Monday, January 08, 2007

Candlelit

Friday morning I woke up early to the voice of an unsettling wind. Since I was planning to walk to work that day, I wondered whether the wind betokened rain; and once that thought had entered my head, it was impossible to get to sleep again. Since it was only half an hour before my alarm was supposed to go off, I got out of bed and looked out the front door: trees whipping, debris scampering, sound roaring from here to there, but no rain. Okay then. I sat down at the computer and was just about to check e-mail when the power went out. Then came on. Then went out. And this time, stayed out.

But one of the great things about home is how well you can maneuver in the dark. I made my way to the drawer with my wonderful LED flashlight, then dug out the candles and lit them. The time came for my alarm to go off but of course it didn't, because suddenly it wasn't that sort of a world anymore.
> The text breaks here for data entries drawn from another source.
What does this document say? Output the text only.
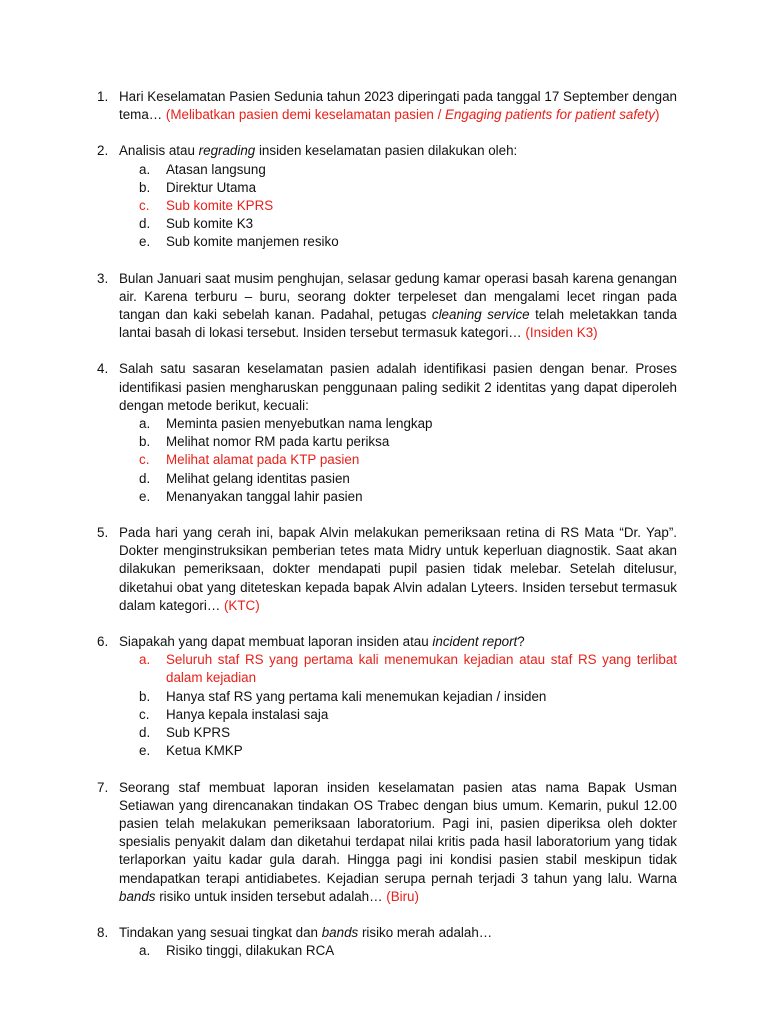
1. Hari Keselamatan Pasien Sedunia tahun 2023 diperingati pada tanggal 17 September dengan tema… (Melibatkan pasien demi keselamatan pasien / Engaging patients for patient safety)
2. Analisis atau regrading insiden keselamatan pasien dilakukan oleh:
a.	Atasan langsung
b.	Direktur Utama
c.	Sub komite KPRS
d.	Sub komite K3
e.	Sub komite manjemen resiko
3. Bulan Januari saat musim penghujan, selasar gedung kamar operasi basah karena genangan air. Karena terburu – buru, seorang dokter terpeleset dan mengalami lecet ringan pada tangan dan kaki sebelah kanan. Padahal, petugas cleaning service telah meletakkan tanda lantai basah di lokasi tersebut. Insiden tersebut termasuk kategori… (Insiden K3)
4. Salah satu sasaran keselamatan pasien adalah identifikasi pasien dengan benar. Proses identifikasi pasien mengharuskan penggunaan paling sedikit 2 identitas yang dapat diperoleh dengan metode berikut, kecuali:
a.	Meminta pasien menyebutkan nama lengkap
b.	Melihat nomor RM pada kartu periksa
c.	Melihat alamat pada KTP pasien
d.	Melihat gelang identitas pasien
e.	Menanyakan tanggal lahir pasien
5. Pada hari yang cerah ini, bapak Alvin melakukan pemeriksaan retina di RS Mata “Dr. Yap”. Dokter menginstruksikan pemberian tetes mata Midry untuk keperluan diagnostik. Saat akan dilakukan pemeriksaan, dokter mendapati pupil pasien tidak melebar. Setelah ditelusur, diketahui obat yang diteteskan kepada bapak Alvin adalan Lyteers. Insiden tersebut termasuk dalam kategori… (KTC)
6. Siapakah yang dapat membuat laporan insiden atau incident report?
a.	Seluruh staf RS yang pertama kali menemukan kejadian atau staf RS yang terlibat dalam kejadian
b.	Hanya staf RS yang pertama kali menemukan kejadian / insiden
c.	Hanya kepala instalasi saja
d.	Sub KPRS
e.	Ketua KMKP
7. Seorang staf membuat laporan insiden keselamatan pasien atas nama Bapak Usman Setiawan yang direncanakan tindakan OS Trabec dengan bius umum. Kemarin, pukul 12.00 pasien telah melakukan pemeriksaan laboratorium. Pagi ini, pasien diperiksa oleh dokter spesialis penyakit dalam dan diketahui terdapat nilai kritis pada hasil laboratorium yang tidak terlaporkan yaitu kadar gula darah. Hingga pagi ini kondisi pasien stabil meskipun tidak mendapatkan terapi antidiabetes. Kejadian serupa pernah terjadi 3 tahun yang lalu. Warna bands risiko untuk insiden tersebut adalah… (Biru)
8. Tindakan yang sesuai tingkat dan bands risiko merah adalah…
a.	Risiko tinggi, dilakukan RCA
It was a world where an atomic clock-linked alarm means nothing, and if I hadn't happened to awaken early I might have slumbered on long past my time--unless the deeper, more mysterious internal clock (which is frightfully accurate) had kicked in, which it probably would have.

I'm not sure how well I would take to a several-days outage (no TV? Aaaaghhh!), but for a morning, or a couple hours in the evening, it can be wonderful. (Although I remember an all-nighter back in Chicago at the height of summer when the only thing to do was get out of my boiling apartment and go to a movie--along with absolutely everyone else in the neighborhood.) Lighting a candle reminds me of what the world was like for almost all our history, before Mr. Edison had another of his fiendish ideas and transformed everything. For one thing, it reminds me how different the world is at night, or in those pre-dawn hours when the sun is still just a promise. The world is quieter at night, and it should be: something about night demands quiet, which is why loudmouths shouting on the Sunset Strip are so offensive. As a definitive Morning Person, my whole psyche is shackled to sunlight: when the sun comes up, I begin my day (alarm clocks really are almost beside the point); and when the sun goes down, it's only through the intervention of electric lights that I am able to fool myself into going on for a while--but as any of my friends can tell you, my head doesn't usually work as well once the sun sinks away, I'm not as productive, not as creative, not much good at much of anything, which is why so often I find the blinking lights of a TV set about all that interest me come nightfall.

Except, again, when the power goes off. I light a candle and the world is transformed: the light is not steady, it dances, and the shadows jump and twirl. Suddenly nothing is fixed, nothing is certain; and the front door seems less solid, and every sound is infused with meaning and danger. And you know what? All this is good for me; good for us. The electric light has made the world too certain, too knowable; we need a little more uncertainty in our lives.

Because certainty breeds security, and security breeds the need for more security. Once we feel safe, we get addicted to it and demand to feel yet more safe. Next thing you know, we're putting leashes on our children, sacrificing our freedoms and tolerating utter nonsense at our airports. If it weren't for electric light, we would not be so obsessed with tyrannical safety because safety (the electric illusion of it, not the real thing) would not be a constant; it (the real thing, not its glowing simulacrum) would be occasional, and fleeting, and we would know on a regular basis what it is to have that thrill of fear when something goes bump in the night.

(Our scary movies are almost never about the creatures of the night, and the music they make, not anymore; now they are more often about the ways in which our ordered society can break down and fall apart. Sociopaths and maniacs with saws, people who have stepped outside of ordered society and brought their knives with them.)

So I lit my candles, ignored the television, and did some reading. By candlelight, and by the growing sunlight of an unsual dawn, with the wind howling outside, as if to remind me, loudly and vigorously, that it can all be taken away. For more than just a morning, some day.